Same-Sex Attraction & Sex Addiction among Christians: The Triple Threat of Shame

Addictions, Asian Christianity, Asian Shame0 comments

Photo by Tyler Callahan on Unsplash

It’s shameful enough acknowledging your sex addiction. Now  combine that with your attraction to people of the same-sex within a Christian context and you have potentially shame so wide and deep that you fear being rejected on multiple fronts.

I’m privileged to work with those in this category who have found the courage to seek help and open up to their deepest fears and concerns with me as a fellow believer.

They know that as a therapist and a Christian I will not be condemning them.  To be clear when a client shares of their sex addiction and in particular to those of the same-sex, they are reassured that my goal isn’t to change their orientation (i.e. making someone gay to straight).  But within this Christian framework, they are looking for help to escape the compulsive and destructive nature of their addiction whether straight or gay.

Part of the work encompasses understand the addictive process in general (i.e. triggers, warning signs, shame cycle, etc.) that leads someone to act out sexually either through pornography, chat rooms, other people, and/or prostitutes.

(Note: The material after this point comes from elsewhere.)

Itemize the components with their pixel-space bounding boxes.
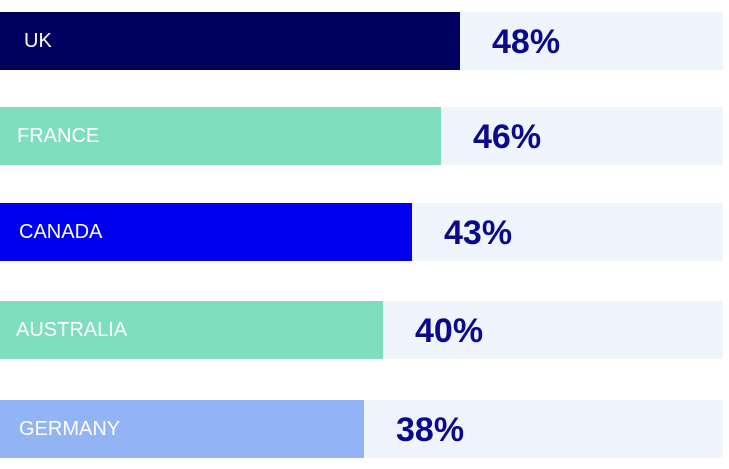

Another aspect of therapy (regardless of sexual orientation), is to help the client process and grieve the pain of the past (i.e. trauma, losses, and/or childhood wounds).  For those with same-sex attraction, the grief can be even more challenging as they have faced ridicule, ostracism, and rejection both from mainstream society and even within their Christian families and churches.

Photo by Matt Botsford on Unsplash

When it comes to faith, restoring hope and eliminating shame is the first step.  Letting all addicts know that freedom from addiction is possible.  “Therefore if anyone is in Christ, the new creation has come.  The old has gone, the new is here!”  (NIV). Being made anew in Christ does not mean the old impulses and desires disappear.  It is a fight.  No it is a battle that rages at times due to our life situations and vulnerabilities.

Yet through it all, despite our sexual transgressions we are capable of being transformed into new beings with a new identity, a new purpose, and a new framework for living not because of us but because we have been redeemed by God through Christ.